Commonplace book: Jacques Bonnet channels Pessoa

From a memoir of reading, book collecting, and libraries, Phantoms of the Bookshelves, that I, appropriately enough, picked up at the Bethesda Library.

BonnetOn 1 September 1932, the Portuguese newspaper O Século carried an advertisement for the post of librarian-curator at the Condes de Castro Guimarães Museum, in Cascais a little town on the coast about thirty kilometers from Lisbon. On 16 September, the poet Fernando Pessoa sent the local authority a letter applying for the post. The six-page document was later reproduced in a book by Maria José de Lancastre, Fernando Pessoa, una fotobiografia (Fernando Pessoa: photographic documentation), published in 1981 by Imprensa Nacional-Casa da Moeda and the Centro de Estudios Pessoanos, which I bought for 500 escudos in a bookshop in Coimbra in November 1983. It was the only copy they had. In the town’s cafés in those days there was still a ledge under the table where you could put your hat, and I remember seeing a woman go past in the street with a sewing machine balanced on her head. The Portuguese text of the letter is reproduced in Fernando Pessoa in characters far too tiny for anyone without good Portuguese to decipher.

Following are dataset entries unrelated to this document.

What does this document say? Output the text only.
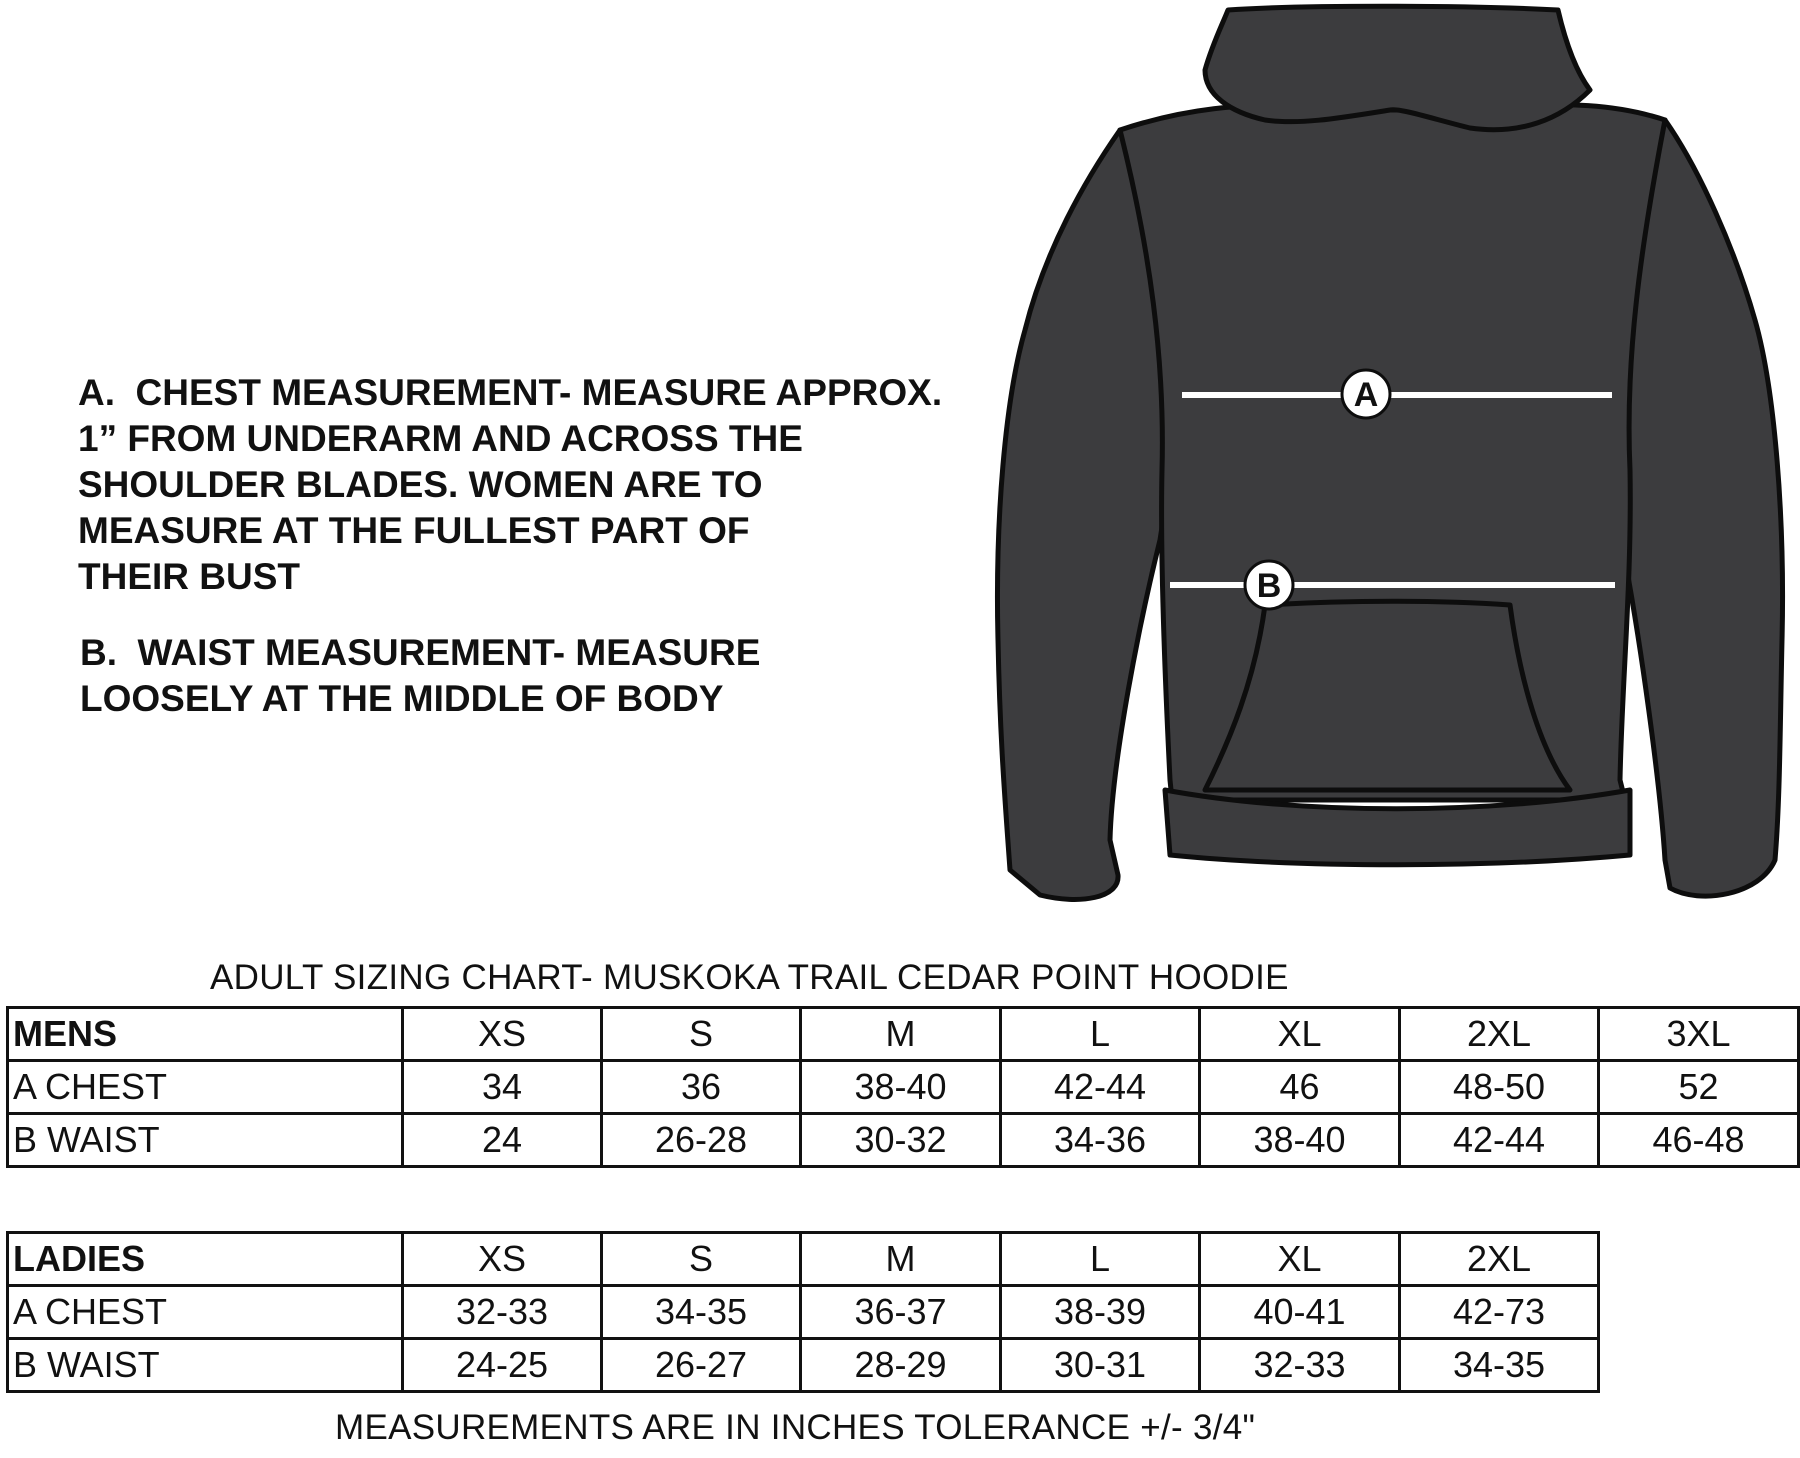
A.  CHEST MEASUREMENT- MEASURE APPROX.
1” FROM UNDERARM AND ACROSS THE
SHOULDER BLADES. WOMEN ARE TO
MEASURE AT THE FULLEST PART OF
THEIR BUST
B.  WAIST MEASUREMENT- MEASURE
LOOSELY AT THE MIDDLE OF BODY
A
B
ADULT SIZING CHART- MUSKOKA TRAIL CEDAR POINT HOODIE
MENS	XS	S	M	L	XL	2XL	3XL
A CHEST	34	36	38-40	42-44	46	48-50	52
B WAIST	24	26-28	30-32	34-36	38-40	42-44	46-48
LADIES	XS	S	M	L	XL	2XL
A CHEST	32-33	34-35	36-37	38-39	40-41	42-73
B WAIST	24-25	26-27	28-29	30-31	32-33	34-35
MEASUREMENTS ARE IN INCHES TOLERANCE +/- 3/4"
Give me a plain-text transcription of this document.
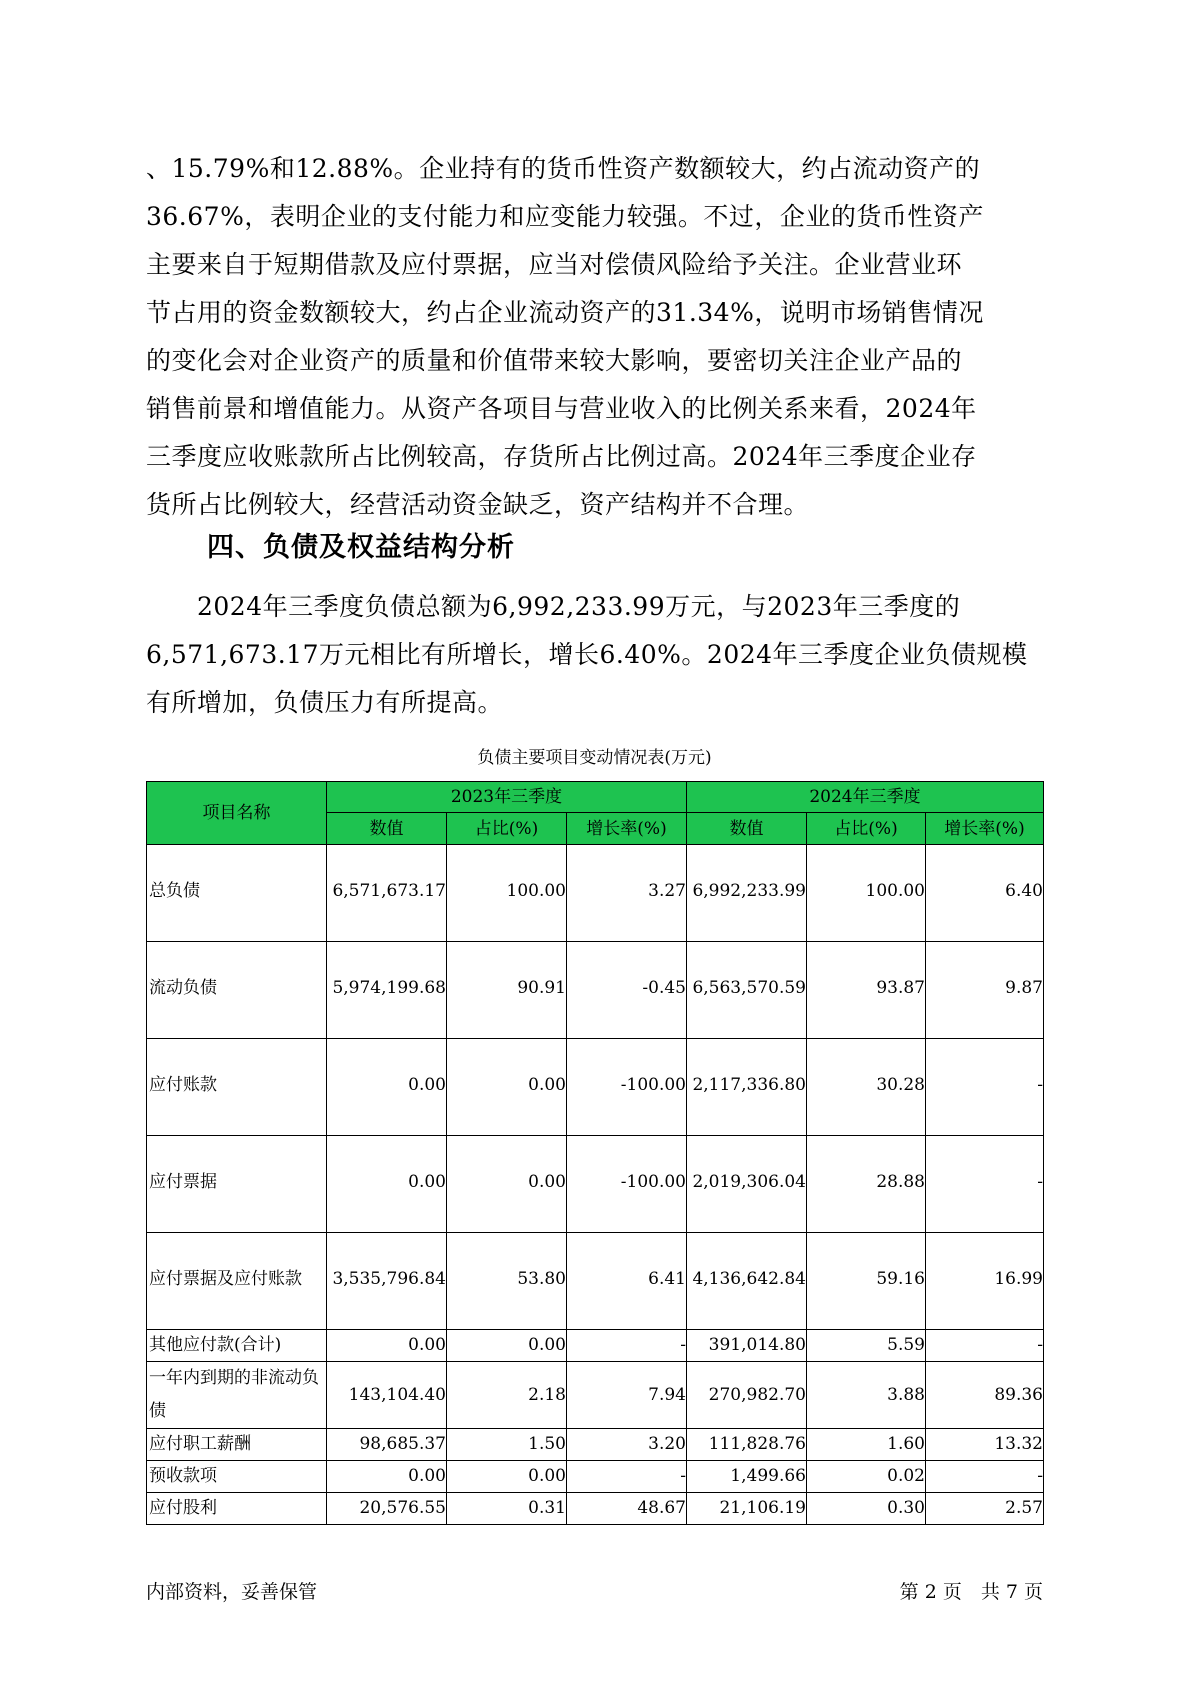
、15.79%和12.88%。企业持有的货币性资产数额较大，约占流动资产的
36.67%，表明企业的支付能力和应变能力较强。不过，企业的货币性资产
主要来自于短期借款及应付票据，应当对偿债风险给予关注。企业营业环
节占用的资金数额较大，约占企业流动资产的31.34%，说明市场销售情况
的变化会对企业资产的质量和价值带来较大影响，要密切关注企业产品的
销售前景和增值能力。从资产各项目与营业收入的比例关系来看，2024年
三季度应收账款所占比例较高，存货所占比例过高。2024年三季度企业存
货所占比例较大，经营活动资金缺乏，资产结构并不合理。
四、负债及权益结构分析
　　2024年三季度负债总额为6,992,233.99万元，与2023年三季度的
6,571,673.17万元相比有所增长，增长6.40%。2024年三季度企业负债规模
有所增加，负债压力有所提高。
负债主要项目变动情况表(万元)
项目名称	2023年三季度			2024年三季度		
	数值	占比(%)	增长率(%)	数值	占比(%)	增长率(%)
总负债	6,571,673.17	100.00	3.27	6,992,233.99	100.00	6.40
流动负债	5,974,199.68	90.91	-0.45	6,563,570.59	93.87	9.87
应付账款	0.00	0.00	-100.00	2,117,336.80	30.28	-
应付票据	0.00	0.00	-100.00	2,019,306.04	28.88	-
应付票据及应付账款	3,535,796.84	53.80	6.41	4,136,642.84	59.16	16.99
其他应付款(合计)	0.00	0.00	-	391,014.80	5.59	-
一年内到期的非流动负债	143,104.40	2.18	7.94	270,982.70	3.88	89.36
应付职工薪酬	98,685.37	1.50	3.20	111,828.76	1.60	13.32
预收款项	0.00	0.00	-	1,499.66	0.02	-
应付股利	20,576.55	0.31	48.67	21,106.19	0.30	2.57
内部资料，妥善保管	第 2 页　共 7 页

Pessoa, who was tired of translating commercial correspondence for import-export firms in Lisbon, on a wage that scarcely allowed him to survive and get (moderately) drunk every day, felt the urge to change his way of life and leave his flat at 16, Coelho da Rocha Street for a small town near Lisbon. In my copy of the book, a few pages before the letter, there is a photograph of Pessoa drinking a glass of red wine in the shop owned by the wine merchant Abel Ferreira da Fonseca. Behind him you can see casks of Clairette, Abafado, Moscatel, Ginginha and so on. This was the snapshot which Pessoa sent in September 1929 to Ophelia Queiroz, the only romantic relationship he is known to have had. The dedication reads: “Fernando Pessoa, em flagrante delitro”, or “Fernando Pessoa in flagrante with a litre”. Sending the photograph had marked the renewal of a connection broken off nine years earlier, and which would end, permanently this time, six months later. At least, it ended materially. Ophelia never married, and she recounted that shortly before his death, Pessoa, on meeting his nephew Carlos, had asked him, “How is Ophelia?”, then, his eyes filled with tears, had grasped his hands and added: “Oh what a fine soul, a fine soul!”

The lovely opening…evocative of Pessoa himself, a lyrical mysterious spirit.